In Jazz- oder Swing-Bands haben Pianisten einen schweren Stand, um von der instrumentalen Übermacht der vereinigten Bläser-Kompanie nicht hoffnungslos an die melodische Seite gedrückt zu werden. Dazu bedarf es nicht nur eines dauerhaft harten Anschlages, sondern auch einer gehörigen Portion Selbstbewusstsein und viel, viel Übung.
Blech-Instrumentalisten und die meisten Saitenspieler haben es in Bezug auf Übungsräume dabei einfach. Die freie Natur bietet eine Vielzahl von Trainingsgebieten, die für eine überschaubare Zeit auch von den ursprünglichen Bewohnern bereitwillig geräumt werden.
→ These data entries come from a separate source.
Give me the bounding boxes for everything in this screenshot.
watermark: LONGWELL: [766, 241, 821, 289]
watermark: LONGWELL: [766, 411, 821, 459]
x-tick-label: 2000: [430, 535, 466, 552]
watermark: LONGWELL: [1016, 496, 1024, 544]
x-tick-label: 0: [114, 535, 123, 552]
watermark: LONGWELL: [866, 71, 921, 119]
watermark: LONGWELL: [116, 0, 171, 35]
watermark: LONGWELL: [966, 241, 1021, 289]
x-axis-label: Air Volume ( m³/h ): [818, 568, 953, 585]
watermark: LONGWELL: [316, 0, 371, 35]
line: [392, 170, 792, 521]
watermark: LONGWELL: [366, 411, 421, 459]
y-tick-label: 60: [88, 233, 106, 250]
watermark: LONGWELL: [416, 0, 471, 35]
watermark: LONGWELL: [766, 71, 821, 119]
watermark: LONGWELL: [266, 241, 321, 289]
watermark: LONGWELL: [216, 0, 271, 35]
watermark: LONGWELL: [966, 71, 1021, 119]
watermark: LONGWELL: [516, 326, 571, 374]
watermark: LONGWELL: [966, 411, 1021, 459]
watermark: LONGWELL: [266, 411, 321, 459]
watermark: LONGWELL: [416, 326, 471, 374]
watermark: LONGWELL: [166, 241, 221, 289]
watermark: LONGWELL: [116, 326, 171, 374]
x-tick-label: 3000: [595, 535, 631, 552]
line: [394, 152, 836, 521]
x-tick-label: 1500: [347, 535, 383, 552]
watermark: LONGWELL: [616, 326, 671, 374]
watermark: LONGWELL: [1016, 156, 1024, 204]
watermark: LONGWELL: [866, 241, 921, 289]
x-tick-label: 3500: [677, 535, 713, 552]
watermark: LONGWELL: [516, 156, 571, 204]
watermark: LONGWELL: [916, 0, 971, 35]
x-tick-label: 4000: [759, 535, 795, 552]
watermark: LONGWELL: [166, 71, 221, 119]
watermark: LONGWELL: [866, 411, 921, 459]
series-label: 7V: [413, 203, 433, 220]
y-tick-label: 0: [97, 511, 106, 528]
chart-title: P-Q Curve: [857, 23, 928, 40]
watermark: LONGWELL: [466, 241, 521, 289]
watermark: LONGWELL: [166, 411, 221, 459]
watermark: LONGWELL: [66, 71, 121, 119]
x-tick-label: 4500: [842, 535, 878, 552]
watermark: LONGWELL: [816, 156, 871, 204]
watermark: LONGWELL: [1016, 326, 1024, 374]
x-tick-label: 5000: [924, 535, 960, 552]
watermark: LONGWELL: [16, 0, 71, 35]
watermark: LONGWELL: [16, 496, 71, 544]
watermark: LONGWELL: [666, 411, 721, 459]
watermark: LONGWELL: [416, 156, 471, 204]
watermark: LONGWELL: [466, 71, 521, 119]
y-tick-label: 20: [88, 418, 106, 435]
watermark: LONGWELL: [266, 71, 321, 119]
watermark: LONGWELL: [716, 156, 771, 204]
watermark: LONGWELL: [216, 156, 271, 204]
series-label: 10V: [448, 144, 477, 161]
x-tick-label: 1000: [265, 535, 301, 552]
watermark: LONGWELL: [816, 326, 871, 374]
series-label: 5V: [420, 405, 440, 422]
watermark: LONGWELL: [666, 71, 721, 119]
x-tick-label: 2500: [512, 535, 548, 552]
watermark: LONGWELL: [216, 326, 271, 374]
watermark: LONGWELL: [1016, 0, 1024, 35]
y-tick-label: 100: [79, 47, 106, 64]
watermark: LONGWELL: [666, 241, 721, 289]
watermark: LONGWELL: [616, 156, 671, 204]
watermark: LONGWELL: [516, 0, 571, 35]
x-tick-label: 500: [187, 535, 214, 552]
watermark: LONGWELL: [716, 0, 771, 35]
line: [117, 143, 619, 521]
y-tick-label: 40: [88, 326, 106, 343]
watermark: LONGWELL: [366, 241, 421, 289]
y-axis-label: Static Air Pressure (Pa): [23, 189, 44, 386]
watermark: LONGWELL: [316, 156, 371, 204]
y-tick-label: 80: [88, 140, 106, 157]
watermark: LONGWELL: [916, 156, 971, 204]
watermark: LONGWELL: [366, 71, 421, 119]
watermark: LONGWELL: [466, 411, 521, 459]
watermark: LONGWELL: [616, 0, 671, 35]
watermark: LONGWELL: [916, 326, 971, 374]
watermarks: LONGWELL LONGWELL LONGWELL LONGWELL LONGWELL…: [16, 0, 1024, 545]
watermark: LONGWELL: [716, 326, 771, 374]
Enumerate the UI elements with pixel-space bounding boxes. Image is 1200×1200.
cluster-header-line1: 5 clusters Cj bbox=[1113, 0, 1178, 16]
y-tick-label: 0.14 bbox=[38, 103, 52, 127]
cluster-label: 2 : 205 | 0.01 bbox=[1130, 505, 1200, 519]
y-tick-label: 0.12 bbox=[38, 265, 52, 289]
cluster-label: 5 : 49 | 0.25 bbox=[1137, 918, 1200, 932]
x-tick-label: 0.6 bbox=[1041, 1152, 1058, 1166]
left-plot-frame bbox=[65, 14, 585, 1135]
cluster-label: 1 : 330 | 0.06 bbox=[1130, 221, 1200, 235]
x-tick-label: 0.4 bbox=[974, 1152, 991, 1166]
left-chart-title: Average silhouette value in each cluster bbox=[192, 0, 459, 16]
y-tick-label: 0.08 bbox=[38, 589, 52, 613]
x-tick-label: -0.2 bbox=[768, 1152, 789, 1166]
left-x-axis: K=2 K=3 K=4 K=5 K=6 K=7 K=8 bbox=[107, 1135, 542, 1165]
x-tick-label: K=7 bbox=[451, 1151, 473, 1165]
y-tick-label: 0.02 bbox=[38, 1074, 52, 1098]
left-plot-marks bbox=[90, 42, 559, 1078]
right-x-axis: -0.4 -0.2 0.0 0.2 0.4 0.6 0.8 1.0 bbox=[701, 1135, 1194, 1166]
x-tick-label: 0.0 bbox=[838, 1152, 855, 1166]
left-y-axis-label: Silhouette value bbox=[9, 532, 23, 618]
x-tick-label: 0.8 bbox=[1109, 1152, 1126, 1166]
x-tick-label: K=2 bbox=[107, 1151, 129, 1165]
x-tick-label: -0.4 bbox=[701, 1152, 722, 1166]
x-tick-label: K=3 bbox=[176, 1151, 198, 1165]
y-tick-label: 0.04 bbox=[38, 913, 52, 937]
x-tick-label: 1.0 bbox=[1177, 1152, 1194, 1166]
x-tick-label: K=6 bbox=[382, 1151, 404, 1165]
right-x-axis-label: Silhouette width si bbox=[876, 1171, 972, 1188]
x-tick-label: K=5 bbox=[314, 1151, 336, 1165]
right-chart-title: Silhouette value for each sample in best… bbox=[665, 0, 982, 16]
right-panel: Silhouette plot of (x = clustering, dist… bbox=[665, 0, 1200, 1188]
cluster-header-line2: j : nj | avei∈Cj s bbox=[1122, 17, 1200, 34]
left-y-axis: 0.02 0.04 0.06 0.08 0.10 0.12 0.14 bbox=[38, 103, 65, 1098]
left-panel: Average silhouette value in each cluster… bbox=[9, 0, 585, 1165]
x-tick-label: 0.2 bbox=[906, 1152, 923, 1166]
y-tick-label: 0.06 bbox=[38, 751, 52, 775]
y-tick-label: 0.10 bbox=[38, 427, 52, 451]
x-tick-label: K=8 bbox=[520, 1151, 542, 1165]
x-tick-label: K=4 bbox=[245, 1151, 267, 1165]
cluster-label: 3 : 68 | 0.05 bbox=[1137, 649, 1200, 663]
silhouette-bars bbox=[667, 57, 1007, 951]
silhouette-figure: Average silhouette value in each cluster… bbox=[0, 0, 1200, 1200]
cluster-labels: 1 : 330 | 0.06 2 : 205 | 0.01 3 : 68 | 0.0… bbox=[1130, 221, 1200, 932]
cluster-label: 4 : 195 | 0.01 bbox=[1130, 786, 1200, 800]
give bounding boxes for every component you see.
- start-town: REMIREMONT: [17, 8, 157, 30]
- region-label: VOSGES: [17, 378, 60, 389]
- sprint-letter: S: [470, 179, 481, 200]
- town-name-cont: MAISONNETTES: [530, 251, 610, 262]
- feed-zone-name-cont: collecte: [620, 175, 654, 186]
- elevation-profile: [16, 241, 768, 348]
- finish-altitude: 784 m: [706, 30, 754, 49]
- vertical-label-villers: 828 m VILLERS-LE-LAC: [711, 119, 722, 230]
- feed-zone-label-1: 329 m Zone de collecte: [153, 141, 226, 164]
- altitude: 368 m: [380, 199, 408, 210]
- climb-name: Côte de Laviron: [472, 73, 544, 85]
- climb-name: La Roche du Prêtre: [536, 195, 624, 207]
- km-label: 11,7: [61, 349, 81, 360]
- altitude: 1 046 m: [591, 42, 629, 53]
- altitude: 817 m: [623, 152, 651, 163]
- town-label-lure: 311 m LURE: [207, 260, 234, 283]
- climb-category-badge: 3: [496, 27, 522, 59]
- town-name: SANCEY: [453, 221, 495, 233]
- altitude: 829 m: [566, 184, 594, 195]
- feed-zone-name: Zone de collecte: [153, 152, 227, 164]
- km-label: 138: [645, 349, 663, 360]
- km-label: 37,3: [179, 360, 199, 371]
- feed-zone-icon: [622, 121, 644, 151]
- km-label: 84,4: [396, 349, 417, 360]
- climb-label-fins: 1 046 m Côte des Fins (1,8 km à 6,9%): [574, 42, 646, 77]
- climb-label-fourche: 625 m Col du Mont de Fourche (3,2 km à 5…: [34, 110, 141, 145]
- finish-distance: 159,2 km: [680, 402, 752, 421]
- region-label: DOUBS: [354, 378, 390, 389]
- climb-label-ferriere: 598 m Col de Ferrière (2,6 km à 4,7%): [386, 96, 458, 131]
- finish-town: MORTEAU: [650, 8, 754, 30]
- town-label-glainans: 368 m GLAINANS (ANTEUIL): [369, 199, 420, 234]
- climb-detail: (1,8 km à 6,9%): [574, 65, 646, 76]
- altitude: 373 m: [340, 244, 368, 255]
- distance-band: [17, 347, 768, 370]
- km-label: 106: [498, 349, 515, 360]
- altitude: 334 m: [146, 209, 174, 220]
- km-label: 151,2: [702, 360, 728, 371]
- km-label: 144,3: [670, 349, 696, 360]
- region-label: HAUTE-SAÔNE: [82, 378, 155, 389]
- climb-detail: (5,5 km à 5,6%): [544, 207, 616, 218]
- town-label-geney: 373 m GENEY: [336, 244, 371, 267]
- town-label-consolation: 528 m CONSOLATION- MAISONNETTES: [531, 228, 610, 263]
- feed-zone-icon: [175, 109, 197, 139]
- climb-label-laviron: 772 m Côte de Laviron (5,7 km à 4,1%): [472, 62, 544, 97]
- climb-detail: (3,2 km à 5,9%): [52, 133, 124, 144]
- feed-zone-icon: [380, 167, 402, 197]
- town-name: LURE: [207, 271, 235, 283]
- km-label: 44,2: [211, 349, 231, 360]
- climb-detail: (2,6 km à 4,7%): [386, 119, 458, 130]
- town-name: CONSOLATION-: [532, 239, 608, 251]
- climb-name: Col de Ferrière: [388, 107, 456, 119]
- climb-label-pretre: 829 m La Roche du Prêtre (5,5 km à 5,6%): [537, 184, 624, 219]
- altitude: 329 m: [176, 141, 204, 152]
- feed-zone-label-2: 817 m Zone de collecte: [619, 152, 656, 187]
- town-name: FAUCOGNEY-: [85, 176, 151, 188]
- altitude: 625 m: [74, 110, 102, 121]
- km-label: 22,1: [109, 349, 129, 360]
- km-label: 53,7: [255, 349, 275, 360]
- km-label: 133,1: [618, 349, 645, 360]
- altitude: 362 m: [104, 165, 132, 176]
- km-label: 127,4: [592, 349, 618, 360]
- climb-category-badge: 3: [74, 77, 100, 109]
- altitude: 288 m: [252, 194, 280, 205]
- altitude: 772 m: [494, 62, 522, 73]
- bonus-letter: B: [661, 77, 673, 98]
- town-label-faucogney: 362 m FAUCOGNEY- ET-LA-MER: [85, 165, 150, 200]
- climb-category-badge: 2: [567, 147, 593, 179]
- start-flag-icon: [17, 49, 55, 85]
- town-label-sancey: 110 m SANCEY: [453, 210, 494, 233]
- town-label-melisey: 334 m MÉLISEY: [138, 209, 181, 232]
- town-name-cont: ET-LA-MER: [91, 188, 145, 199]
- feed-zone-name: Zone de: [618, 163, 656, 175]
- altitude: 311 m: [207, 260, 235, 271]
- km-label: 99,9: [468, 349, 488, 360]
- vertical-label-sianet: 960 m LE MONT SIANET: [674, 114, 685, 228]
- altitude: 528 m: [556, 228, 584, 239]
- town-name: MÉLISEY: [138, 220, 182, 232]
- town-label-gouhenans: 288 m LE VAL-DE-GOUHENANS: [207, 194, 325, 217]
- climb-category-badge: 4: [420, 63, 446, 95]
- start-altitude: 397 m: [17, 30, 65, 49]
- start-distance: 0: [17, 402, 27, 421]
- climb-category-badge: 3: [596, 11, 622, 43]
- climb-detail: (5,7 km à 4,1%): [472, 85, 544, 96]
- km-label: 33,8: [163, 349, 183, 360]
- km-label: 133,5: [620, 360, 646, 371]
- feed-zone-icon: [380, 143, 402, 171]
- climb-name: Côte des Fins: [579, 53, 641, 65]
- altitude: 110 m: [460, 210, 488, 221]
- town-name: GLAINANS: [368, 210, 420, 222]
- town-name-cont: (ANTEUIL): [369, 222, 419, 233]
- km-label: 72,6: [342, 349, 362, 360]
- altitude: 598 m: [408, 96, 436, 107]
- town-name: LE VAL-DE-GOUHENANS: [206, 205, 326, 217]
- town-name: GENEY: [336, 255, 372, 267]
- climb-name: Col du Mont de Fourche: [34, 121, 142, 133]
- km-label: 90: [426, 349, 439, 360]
Das Klavier indessen als Werkbank des Musikers ist auf einen soliden Untergrund und wetterfeste Unterbringung angewiesen. Sollte dies nicht in einem Eigenheim möglich sein, kann das regelmäßige Tastentraining von Nachteilen überschattet werden.
Jerzy S., aus Polen stammender Jazz-Pianist, ist bei den meisten seiner Mitmieter beliebt. Viele versammeln sich während seiner Übungszeit bei Wodka und Bier mucksmäuschenstill in seinem Musikzimmer, um dem Klaviatur-Akrobaten auf die Finger zu schauen. Lediglich der Mitbewohner im Stockwerk darunter kann weder dem St. Louis-Jazz noch den Stilrichtungen aus Chicago oder New Orleans etwas abgewinnen.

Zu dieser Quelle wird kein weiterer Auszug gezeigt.